The Bush Administration has had nearly seven years to educate itself, and then to help educate those whose duty it is to instruct and to protect, in the nature of Islam, and in the meaning, and instruments, and goals, of Jihad. It has failed completely to do so. In fact, it has chosen to squander men, money, materiel in Iraq, in a venture that, if it might conceivably be justified initially, is so no longer. And that initial justification depends on one's judgment in the Administration's presentation of, and belief in, evidence concerning weapons, and ongoing projects to produce weapons of mass destruction by the regime of Saddam Hussein. For that was the argument presented to Congress -- that and that alone, and not the idiotic bringing of "freedom" to "ordinary moms and dads" in Iraq, or any other such impossible and irrelevant nonsense. Such nonsense stands in the way of the icy exploitation of ethnic and, especially, sectarian fissures that, once openly on display with the removal of the iron hand of Saddam Hussein, could have led, and can still lead -- and indeed inevitably will lead, as soon as the Americans get out of the way -- to a situation that will demand the attention, and the volunteers, and the materiel, and above all the money, of both Iran and Saudi Arabia, and will necessarily cause difficulties within many Muslim countries, including Yemen, Bahrain, Pakistan, Lebanon, Saudi Arabia (in the Eastern Province populated by Shi'a), well beyond the immediate and permanent problems that will remain in Iraq.

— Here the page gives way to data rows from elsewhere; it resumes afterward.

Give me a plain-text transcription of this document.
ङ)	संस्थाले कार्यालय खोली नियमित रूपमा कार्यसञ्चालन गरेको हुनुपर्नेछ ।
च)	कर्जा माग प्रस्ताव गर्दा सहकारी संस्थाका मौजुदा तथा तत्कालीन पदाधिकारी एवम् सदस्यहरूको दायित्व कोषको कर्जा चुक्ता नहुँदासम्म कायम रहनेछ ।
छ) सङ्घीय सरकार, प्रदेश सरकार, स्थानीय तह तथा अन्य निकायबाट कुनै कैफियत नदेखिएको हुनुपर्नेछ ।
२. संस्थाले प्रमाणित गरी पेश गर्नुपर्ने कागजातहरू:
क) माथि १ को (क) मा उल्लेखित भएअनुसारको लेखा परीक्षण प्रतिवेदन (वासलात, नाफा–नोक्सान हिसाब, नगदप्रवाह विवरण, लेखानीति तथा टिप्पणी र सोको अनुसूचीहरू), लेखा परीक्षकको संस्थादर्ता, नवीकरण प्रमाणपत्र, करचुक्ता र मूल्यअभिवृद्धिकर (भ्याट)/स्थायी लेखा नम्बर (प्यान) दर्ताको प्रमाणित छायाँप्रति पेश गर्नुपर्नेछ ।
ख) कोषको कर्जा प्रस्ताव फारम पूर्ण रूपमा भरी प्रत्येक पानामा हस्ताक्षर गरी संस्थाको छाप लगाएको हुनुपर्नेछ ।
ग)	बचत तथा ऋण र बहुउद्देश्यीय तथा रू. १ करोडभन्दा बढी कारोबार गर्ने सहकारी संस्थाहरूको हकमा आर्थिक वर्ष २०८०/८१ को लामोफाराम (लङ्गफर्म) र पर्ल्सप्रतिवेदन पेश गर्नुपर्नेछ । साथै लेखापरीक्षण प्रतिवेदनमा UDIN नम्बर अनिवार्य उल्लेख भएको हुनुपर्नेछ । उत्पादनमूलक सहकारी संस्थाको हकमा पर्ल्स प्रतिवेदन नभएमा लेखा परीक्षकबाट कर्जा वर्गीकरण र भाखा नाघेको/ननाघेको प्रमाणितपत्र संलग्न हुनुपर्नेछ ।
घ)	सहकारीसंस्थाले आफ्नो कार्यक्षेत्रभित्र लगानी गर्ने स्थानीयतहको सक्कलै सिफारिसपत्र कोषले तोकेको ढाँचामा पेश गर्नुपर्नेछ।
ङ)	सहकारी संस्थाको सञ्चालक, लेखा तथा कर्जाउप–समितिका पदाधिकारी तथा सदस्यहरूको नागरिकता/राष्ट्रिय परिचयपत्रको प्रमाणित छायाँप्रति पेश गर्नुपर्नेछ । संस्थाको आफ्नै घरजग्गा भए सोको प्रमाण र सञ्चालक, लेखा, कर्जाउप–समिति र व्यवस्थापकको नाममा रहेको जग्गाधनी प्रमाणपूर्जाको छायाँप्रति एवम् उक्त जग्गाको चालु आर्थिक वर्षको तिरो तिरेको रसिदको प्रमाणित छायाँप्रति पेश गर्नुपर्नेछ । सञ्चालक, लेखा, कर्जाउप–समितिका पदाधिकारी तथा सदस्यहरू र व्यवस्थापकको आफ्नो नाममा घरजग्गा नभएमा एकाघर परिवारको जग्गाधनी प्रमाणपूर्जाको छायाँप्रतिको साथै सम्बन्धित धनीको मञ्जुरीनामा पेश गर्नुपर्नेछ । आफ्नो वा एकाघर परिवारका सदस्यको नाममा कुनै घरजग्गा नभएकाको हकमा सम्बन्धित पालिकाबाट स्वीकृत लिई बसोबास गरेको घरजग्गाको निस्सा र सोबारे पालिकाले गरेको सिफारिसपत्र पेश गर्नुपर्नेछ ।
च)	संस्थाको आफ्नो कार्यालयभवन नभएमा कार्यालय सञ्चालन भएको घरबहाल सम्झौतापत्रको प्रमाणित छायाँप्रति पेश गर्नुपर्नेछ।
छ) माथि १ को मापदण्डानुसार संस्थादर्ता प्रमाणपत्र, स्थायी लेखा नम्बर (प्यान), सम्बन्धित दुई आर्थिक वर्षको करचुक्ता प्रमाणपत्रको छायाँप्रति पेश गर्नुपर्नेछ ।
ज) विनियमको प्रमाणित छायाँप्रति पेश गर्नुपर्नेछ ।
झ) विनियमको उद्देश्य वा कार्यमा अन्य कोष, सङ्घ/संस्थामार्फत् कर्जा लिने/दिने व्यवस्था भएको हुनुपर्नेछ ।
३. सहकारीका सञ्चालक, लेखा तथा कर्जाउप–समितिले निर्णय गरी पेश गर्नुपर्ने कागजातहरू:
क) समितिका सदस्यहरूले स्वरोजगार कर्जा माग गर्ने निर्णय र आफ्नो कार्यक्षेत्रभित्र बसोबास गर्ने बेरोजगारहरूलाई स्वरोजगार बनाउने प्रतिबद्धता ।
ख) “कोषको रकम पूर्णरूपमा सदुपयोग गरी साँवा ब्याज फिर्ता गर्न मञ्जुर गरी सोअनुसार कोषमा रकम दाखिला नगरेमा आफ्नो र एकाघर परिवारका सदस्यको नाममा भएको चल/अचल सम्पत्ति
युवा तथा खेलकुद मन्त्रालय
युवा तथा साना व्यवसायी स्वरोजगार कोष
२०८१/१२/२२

Having used up -- having squandered -- so much political capital in Iraq, the Administration has failed completely to deal with Iran. And if Iran acquires nuclear weapons, one can thank those who were so convinced that the Iraq Project made sense, though no one has yet been able to utter an articulate paragraph explaining just how the stated desired outcome or goals of the Bush Administration in Iraq would help weaken the Camp of Islamic Jihad or, for example, lessen the threat of the Money Weapon, Da'wa, and demographic conquest in the threatened lands of Western Europe. They haven't explained this, because they can't.

And the unpopularity of the Iraq War, and failure to explain the nature of Jihad, has made it domestically harder to obtain from Congress the support necessary for domestic security measures that make sense, if explained by an administration that had a policy that made sense. But the Iraq policy does not make sense. It makes the very opposite of sense. American forces should leave Iraq, indeed should have started to leave by February or March 2004 (by that time Saddam Hussein had been captured, his sons killed, his chief collaborators captured or killed, and the country scoured for weapons and weapons projects).

But the Bush loyalists, incapable of independent analysis, and still so incapable, saw support for the idiotic Iraq War as a test of wills with those they deem "lefties" (or some such vulgarism). And so they continue to pour this nonsense into the ear of McCain, who if he does not come to understand that the American forces should leave Iraq not because the Total Belief-System of totalitarian Islam is not a great and universal menace, but precisely because it is, will undoubtedly lose the election. And at least one of his potential opponents apparently has views on Islam that rival those of Jimmy Carter, indeed is a Carter in posse waiting to become one in esse.

"Our administration is doing just fine."

"Our" administration could hardly be doing worse.